Most definitely the transition from the LLB to the BPC, which has been the most challenging part. Whilst there are some practical aspects within studying Law during university, it is further emphasised and arguably more important to have key advocacy skills, as the BPC prepares you to practically deal with both clients and Judges inside the Courtroom. This of course goes hand in hand with the enhanced level and content of reading, as well as the knowledge required to do so.

Is there a particular area of law you enjoy the most?

I would say criminal is the area of law I have really been enjoying so far. There are a lot more processes and elements to consider during criminal proceedings, which I have found very enlightening and interesting. A specific example that springs to mind, is how evidence is handled and allowed in the courtroom. For example, it is subject to conditions which has been quite fun to learn more about.

What is a typical day like for you as a BPC student at the University of Law?

As I study the BPC part time at The University of Law, I have workshops on the weekends as opposed to during the week. On Saturdays I has classes from 9am until 5pm and on Sundays, I have classes from 12pm until 2pm. I find the format of my practical workshops extremely interactive, as these usually consist of the lecturer, myself, and my fellow students, performing in advocacy roles. We also have multiple discussions and allocated time, dedicated to researching details of the law. This pretty much fills up the entire teaching day.
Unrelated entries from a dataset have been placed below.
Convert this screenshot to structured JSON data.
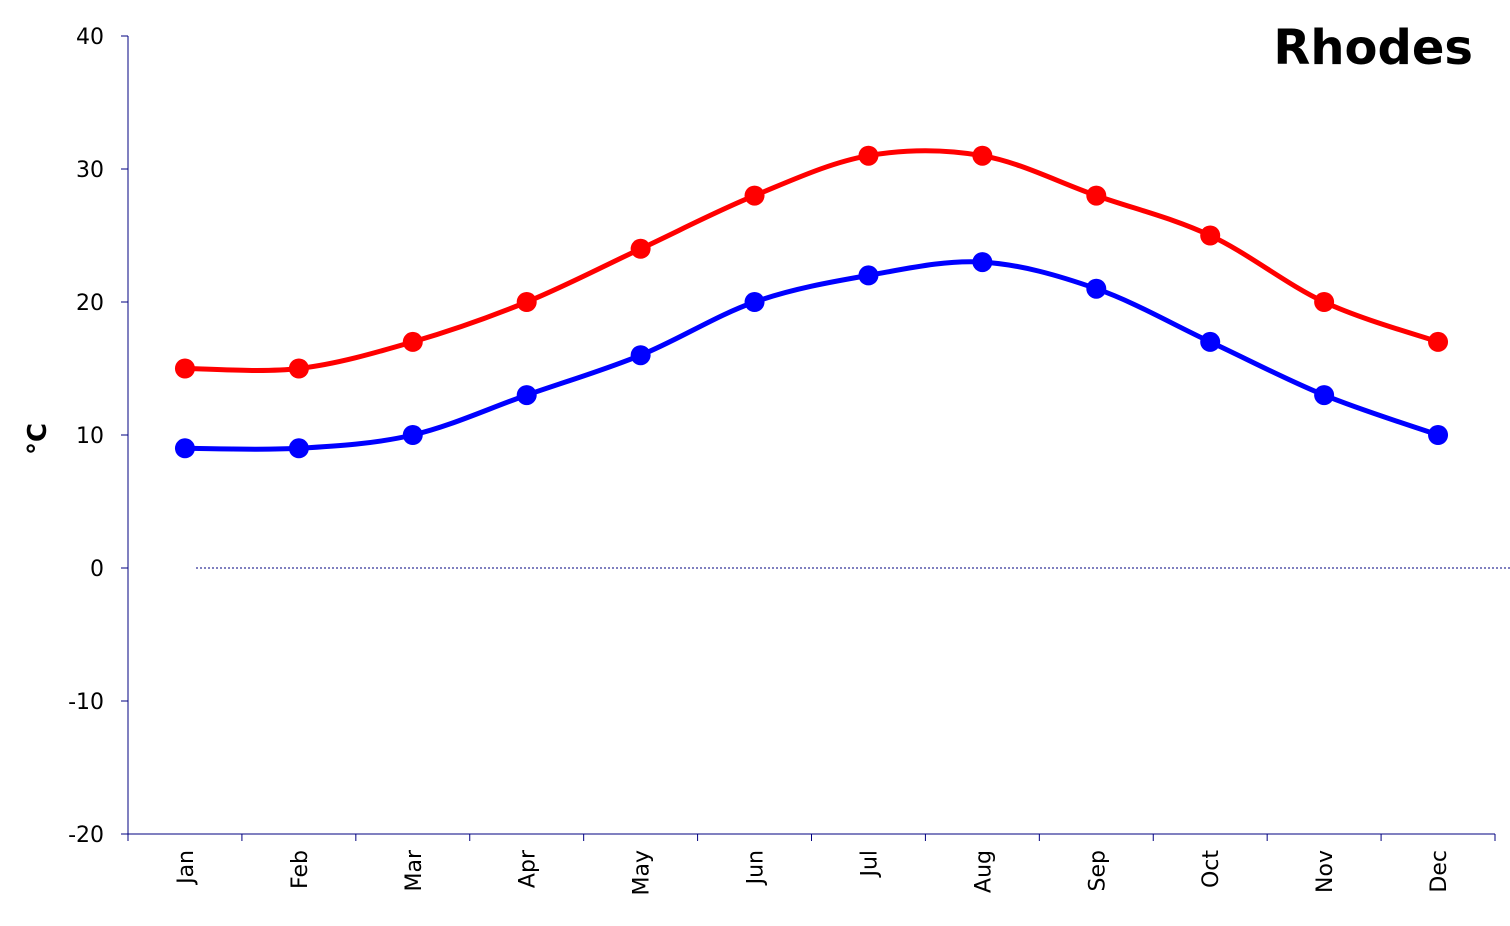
{
  "chart_data": {
    "type": "line",
    "title": "Rhodes",
    "xlabel": "",
    "ylabel": "°C",
    "ylim": [
      -20,
      40
    ],
    "yticks": [
      40,
      30,
      20,
      10,
      0,
      -10,
      -20
    ],
    "categories": [
      "Jan",
      "Feb",
      "Mar",
      "Apr",
      "May",
      "Jun",
      "Jul",
      "Aug",
      "Sep",
      "Oct",
      "Nov",
      "Dec"
    ],
    "series": [
      {
        "values": [
          15,
          15,
          17,
          20,
          24,
          28,
          31,
          31,
          28,
          25,
          20,
          17
        ],
        "color": "#ff0000"
      },
      {
        "values": [
          9,
          9,
          10,
          13,
          16,
          20,
          22,
          23,
          21,
          17,
          13,
          10
        ],
        "color": "#0000ff"
      }
    ],
    "zero_line": true,
    "axis_color": "#000080",
    "grid": false,
    "legend": "none"
  }
}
How do you manage your time constructively?

As I work full-time whilst also studying the BPC, I have learnt to structure my time well by setting strict times for studies outside of working hours. This requires a lot of discipline, but once a clear routine is developed, it becomes easier to stick to it and you even begin to become more accustomed to the routine, you once thought was the impossible. Although, due to the natural unpredictability of life at times, some planned hours of study have required a small tweak, combined with a few late nights, spent with my books and energy boosting drinks.

Aside from Law! In your spare time, what do you enjoy doing?
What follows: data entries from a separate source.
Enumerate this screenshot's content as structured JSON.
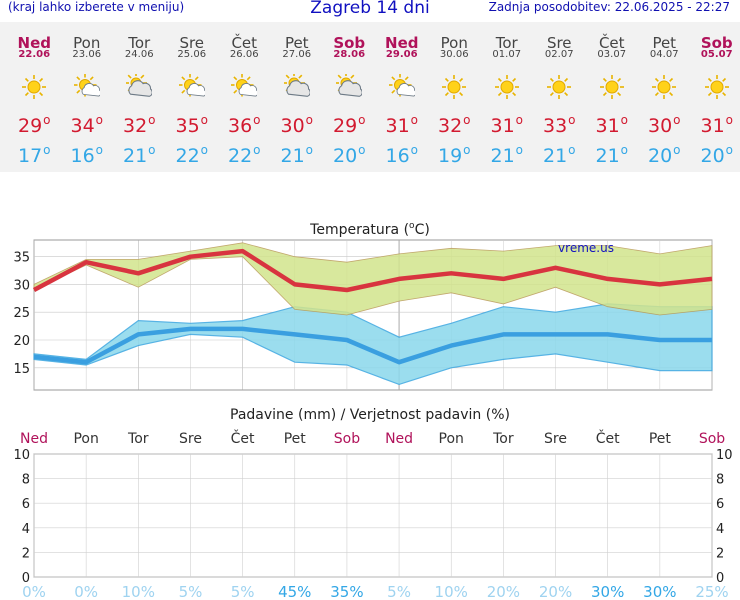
{
  "header": {
    "left_note": "(kraj lahko izberete v meniju)",
    "title": "Zagreb 14 dni",
    "updated": "Zadnja posodobitev: 22.06.2025 - 22:27"
  },
  "days": [
    {
      "name": "Ned",
      "date": "22.06",
      "weekend": true,
      "icon": "sun-icon",
      "tmax": "29",
      "tmin": "17"
    },
    {
      "name": "Pon",
      "date": "23.06",
      "weekend": false,
      "icon": "sun-cloud-icon",
      "tmax": "34",
      "tmin": "16"
    },
    {
      "name": "Tor",
      "date": "24.06",
      "weekend": false,
      "icon": "cloud-sun-icon",
      "tmax": "32",
      "tmin": "21"
    },
    {
      "name": "Sre",
      "date": "25.06",
      "weekend": false,
      "icon": "sun-cloud-icon",
      "tmax": "35",
      "tmin": "22"
    },
    {
      "name": "Čet",
      "date": "26.06",
      "weekend": false,
      "icon": "sun-cloud-icon",
      "tmax": "36",
      "tmin": "22"
    },
    {
      "name": "Pet",
      "date": "27.06",
      "weekend": false,
      "icon": "cloud-sun-icon",
      "tmax": "30",
      "tmin": "21"
    },
    {
      "name": "Sob",
      "date": "28.06",
      "weekend": true,
      "icon": "cloud-sun-icon",
      "tmax": "29",
      "tmin": "20"
    },
    {
      "name": "Ned",
      "date": "29.06",
      "weekend": true,
      "icon": "sun-cloud-icon",
      "tmax": "31",
      "tmin": "16"
    },
    {
      "name": "Pon",
      "date": "30.06",
      "weekend": false,
      "icon": "sun-icon",
      "tmax": "32",
      "tmin": "19"
    },
    {
      "name": "Tor",
      "date": "01.07",
      "weekend": false,
      "icon": "sun-icon",
      "tmax": "31",
      "tmin": "21"
    },
    {
      "name": "Sre",
      "date": "02.07",
      "weekend": false,
      "icon": "sun-icon",
      "tmax": "33",
      "tmin": "21"
    },
    {
      "name": "Čet",
      "date": "03.07",
      "weekend": false,
      "icon": "sun-icon",
      "tmax": "31",
      "tmin": "21"
    },
    {
      "name": "Pet",
      "date": "04.07",
      "weekend": false,
      "icon": "sun-icon",
      "tmax": "30",
      "tmin": "20"
    },
    {
      "name": "Sob",
      "date": "05.07",
      "weekend": true,
      "icon": "sun-icon",
      "tmax": "31",
      "tmin": "20"
    }
  ],
  "colors": {
    "tmax": "#d21a30",
    "tmin": "#33a7e6",
    "max_band": "#d2e48c",
    "min_band": "#8ad8ec",
    "weekend": "#b0125a",
    "precip_prob": "#33a7e6",
    "precip_prob_faint": "#9fd3f0"
  },
  "chart_data": [
    {
      "type": "line",
      "title": "Temperatura (°C)",
      "watermark": "vreme.us",
      "categories": [
        "Ned",
        "Pon",
        "Tor",
        "Sre",
        "Čet",
        "Pet",
        "Sob",
        "Ned",
        "Pon",
        "Tor",
        "Sre",
        "Čet",
        "Pet",
        "Sob"
      ],
      "ylim": [
        11,
        38
      ],
      "yticks": [
        15,
        20,
        25,
        30,
        35
      ],
      "series": [
        {
          "name": "max",
          "values": [
            29,
            34,
            32,
            35,
            36,
            30,
            29,
            31,
            32,
            31,
            33,
            31,
            30,
            31
          ]
        },
        {
          "name": "max_upper",
          "values": [
            30,
            34.5,
            34.5,
            36,
            37.5,
            35,
            34,
            35.5,
            36.5,
            36,
            37,
            37,
            35.5,
            37
          ]
        },
        {
          "name": "max_lower",
          "values": [
            29,
            33.5,
            29.5,
            34.5,
            35,
            25.5,
            24.5,
            27,
            28.5,
            26.5,
            29.5,
            26,
            24.5,
            25.5
          ]
        },
        {
          "name": "min",
          "values": [
            17,
            16,
            21,
            22,
            22,
            21,
            20,
            16,
            19,
            21,
            21,
            21,
            20,
            20
          ]
        },
        {
          "name": "min_upper",
          "values": [
            17.5,
            16.5,
            23.5,
            23,
            23.5,
            26,
            25,
            20.5,
            23,
            26,
            25,
            26.5,
            26,
            26
          ]
        },
        {
          "name": "min_lower",
          "values": [
            16.5,
            15.5,
            19,
            21,
            20.5,
            16,
            15.5,
            12,
            15,
            16.5,
            17.5,
            16,
            14.5,
            14.5
          ]
        }
      ],
      "grid": true
    },
    {
      "type": "bar",
      "title": "Padavine (mm) / Verjetnost padavin (%)",
      "categories": [
        "Ned",
        "Pon",
        "Tor",
        "Sre",
        "Čet",
        "Pet",
        "Sob",
        "Ned",
        "Pon",
        "Tor",
        "Sre",
        "Čet",
        "Pet",
        "Sob"
      ],
      "precip_mm": [
        0,
        0,
        0,
        0,
        0,
        0,
        0,
        0,
        0,
        0,
        0,
        0,
        0,
        0
      ],
      "probability": [
        "0%",
        "0%",
        "10%",
        "5%",
        "5%",
        "45%",
        "35%",
        "5%",
        "10%",
        "20%",
        "20%",
        "30%",
        "30%",
        "25%"
      ],
      "ylim": [
        0,
        10
      ],
      "yticks": [
        "0",
        "2",
        "4",
        "6",
        "8",
        "10"
      ],
      "grid": true
    }
  ]
}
I enjoy playing and watching sports, in particular football. Although as a Manchester United fan I may have to start watching basketball more! I am also religious, so I love going to church and spending quality time with friends, always on the lookout for exciting new activities to try or trying to find new things to do and ways to have fun. On a relaxed day I do enjoy watching a few comedies, combined with some Japanese Anime.

Finally, what advice or tips would you give to fellow law students, also interested in doing the BPC?
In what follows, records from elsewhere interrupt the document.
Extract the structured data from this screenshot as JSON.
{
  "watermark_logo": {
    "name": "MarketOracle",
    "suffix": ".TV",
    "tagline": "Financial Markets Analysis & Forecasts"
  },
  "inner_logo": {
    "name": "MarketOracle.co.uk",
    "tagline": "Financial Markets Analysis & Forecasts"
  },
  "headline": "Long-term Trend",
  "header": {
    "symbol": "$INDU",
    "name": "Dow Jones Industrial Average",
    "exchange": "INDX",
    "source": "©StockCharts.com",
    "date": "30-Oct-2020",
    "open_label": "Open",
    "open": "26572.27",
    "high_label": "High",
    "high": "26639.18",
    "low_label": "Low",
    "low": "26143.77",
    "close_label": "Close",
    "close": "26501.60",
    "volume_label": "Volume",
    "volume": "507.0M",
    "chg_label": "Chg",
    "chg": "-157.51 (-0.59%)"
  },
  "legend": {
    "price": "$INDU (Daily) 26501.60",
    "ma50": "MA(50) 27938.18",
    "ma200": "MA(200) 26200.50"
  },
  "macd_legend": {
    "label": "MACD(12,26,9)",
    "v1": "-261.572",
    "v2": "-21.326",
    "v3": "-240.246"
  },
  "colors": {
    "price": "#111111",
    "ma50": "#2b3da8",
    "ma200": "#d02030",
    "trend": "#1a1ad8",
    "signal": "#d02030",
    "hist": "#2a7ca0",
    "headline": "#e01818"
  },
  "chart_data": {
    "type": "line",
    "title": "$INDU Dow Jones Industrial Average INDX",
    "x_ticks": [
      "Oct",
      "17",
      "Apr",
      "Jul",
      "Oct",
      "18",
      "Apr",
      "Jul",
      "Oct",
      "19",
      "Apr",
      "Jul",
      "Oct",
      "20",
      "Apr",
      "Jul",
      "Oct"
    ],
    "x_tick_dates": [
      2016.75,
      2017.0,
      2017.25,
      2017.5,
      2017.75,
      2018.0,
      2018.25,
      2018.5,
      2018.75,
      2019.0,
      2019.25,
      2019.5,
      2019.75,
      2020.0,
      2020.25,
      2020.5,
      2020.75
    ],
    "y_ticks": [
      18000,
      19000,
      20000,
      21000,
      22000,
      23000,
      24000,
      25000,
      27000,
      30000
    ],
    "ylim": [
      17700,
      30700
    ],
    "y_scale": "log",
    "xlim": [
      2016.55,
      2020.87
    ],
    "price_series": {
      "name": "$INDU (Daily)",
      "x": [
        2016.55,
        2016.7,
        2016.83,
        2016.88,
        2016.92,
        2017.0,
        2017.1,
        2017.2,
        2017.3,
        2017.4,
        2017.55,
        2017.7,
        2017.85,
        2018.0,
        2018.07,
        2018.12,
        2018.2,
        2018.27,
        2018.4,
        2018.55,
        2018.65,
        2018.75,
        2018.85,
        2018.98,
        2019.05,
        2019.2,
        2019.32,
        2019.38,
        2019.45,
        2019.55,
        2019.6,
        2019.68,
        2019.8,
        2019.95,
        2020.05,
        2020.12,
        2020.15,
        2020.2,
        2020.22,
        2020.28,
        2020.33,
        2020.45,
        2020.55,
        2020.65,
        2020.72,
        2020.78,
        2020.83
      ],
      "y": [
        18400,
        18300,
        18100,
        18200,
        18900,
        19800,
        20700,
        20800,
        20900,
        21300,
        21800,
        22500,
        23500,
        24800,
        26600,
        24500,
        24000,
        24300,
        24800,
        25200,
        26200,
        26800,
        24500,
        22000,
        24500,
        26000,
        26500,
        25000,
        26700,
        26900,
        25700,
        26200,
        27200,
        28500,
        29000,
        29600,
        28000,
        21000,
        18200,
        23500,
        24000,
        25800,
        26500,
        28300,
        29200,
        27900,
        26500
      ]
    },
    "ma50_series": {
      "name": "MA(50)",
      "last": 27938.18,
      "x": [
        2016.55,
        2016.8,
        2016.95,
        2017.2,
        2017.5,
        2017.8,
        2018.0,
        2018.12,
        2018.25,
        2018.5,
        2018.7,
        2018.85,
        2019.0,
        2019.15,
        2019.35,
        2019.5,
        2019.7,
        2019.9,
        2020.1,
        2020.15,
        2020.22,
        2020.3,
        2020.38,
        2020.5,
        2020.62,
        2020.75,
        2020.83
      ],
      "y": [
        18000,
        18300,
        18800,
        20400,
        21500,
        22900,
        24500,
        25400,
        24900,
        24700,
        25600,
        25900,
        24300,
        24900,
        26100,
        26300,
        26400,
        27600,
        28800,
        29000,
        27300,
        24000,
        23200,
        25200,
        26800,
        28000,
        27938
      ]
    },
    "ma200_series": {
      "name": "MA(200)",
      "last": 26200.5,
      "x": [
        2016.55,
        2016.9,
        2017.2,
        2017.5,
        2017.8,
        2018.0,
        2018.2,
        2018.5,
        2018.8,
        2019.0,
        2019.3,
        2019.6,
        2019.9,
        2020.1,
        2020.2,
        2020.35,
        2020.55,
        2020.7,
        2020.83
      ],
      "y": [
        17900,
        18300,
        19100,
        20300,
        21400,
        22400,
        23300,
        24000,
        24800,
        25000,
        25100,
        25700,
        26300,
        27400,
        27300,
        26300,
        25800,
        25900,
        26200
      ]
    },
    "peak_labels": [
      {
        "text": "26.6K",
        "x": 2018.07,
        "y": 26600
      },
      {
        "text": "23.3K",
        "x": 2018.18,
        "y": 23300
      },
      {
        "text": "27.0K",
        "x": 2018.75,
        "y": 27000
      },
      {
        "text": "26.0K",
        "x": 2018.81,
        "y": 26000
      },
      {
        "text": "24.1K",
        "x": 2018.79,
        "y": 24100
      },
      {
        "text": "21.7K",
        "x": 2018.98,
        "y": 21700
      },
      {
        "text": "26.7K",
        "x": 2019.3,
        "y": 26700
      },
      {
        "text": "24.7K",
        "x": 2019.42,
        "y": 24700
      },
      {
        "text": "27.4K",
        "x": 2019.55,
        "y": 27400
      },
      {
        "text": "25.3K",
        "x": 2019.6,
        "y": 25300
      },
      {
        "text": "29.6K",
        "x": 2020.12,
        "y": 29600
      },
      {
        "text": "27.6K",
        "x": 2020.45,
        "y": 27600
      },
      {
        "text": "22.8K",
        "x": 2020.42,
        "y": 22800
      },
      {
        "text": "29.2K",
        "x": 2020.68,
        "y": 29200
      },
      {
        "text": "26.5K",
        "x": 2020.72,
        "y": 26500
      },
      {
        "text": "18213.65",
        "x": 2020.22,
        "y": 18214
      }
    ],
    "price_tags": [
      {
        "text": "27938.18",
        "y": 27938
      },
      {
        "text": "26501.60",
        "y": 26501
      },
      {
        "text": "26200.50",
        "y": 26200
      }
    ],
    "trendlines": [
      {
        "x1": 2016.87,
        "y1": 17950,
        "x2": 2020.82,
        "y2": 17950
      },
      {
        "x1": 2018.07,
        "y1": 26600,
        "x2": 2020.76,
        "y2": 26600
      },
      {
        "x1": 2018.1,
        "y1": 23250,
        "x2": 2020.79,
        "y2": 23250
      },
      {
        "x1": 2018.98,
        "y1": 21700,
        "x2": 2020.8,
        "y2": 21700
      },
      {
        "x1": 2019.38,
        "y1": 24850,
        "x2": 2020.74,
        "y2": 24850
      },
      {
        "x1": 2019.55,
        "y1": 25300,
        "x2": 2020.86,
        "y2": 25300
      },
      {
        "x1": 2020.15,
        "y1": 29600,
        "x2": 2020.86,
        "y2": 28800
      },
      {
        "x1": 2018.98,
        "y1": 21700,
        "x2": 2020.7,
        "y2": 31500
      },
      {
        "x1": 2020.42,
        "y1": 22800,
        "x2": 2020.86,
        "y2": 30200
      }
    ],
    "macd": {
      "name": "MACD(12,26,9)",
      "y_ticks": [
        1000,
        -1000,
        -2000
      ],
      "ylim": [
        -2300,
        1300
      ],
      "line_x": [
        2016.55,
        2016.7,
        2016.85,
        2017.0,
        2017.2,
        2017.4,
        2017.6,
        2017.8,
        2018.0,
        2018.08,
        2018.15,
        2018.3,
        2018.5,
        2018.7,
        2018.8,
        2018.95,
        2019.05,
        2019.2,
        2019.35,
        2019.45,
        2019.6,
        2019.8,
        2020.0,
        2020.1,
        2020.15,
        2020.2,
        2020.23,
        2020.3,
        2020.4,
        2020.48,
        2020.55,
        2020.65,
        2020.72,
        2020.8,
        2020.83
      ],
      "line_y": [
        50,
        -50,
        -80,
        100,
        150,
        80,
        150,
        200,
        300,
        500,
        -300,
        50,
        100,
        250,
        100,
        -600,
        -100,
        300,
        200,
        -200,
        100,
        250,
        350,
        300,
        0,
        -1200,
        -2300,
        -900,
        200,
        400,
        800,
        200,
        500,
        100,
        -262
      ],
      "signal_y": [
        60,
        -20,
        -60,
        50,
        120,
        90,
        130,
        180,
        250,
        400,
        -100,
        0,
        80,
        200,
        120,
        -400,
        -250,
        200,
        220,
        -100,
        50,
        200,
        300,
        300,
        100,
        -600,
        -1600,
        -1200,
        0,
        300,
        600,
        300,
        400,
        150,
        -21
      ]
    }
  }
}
Ensure to research a range of BPC institutions and decide where appeals to you the best. I would also recommend making uses of a notebook to list all the factors you really like and ones you’re not as keen on. You could create something as simple as a small tally sheet. This will make life easier when it comes to shortlisting where you’d like to continue your studies. Consider factors like location, costs, rankings, student life and most importantly, the wonderful LIBRARY (a law students best friend). Everyone will have difference tastes, expectations, and requirements. So, make sure wherever you choose, it is because YOU want to study there.

Lastly, go for it. Once you have a passion for something, you’re already halfway there. That passion is what will help you get through the hard times (because there will be some!). The BPC has really helped me to develop my skillset further and I look forward to learning even more as I progress!

Thank you to Dunmola for such an insightful interview, we wish him the very best of luck with the rest of his studies and of course a successful career!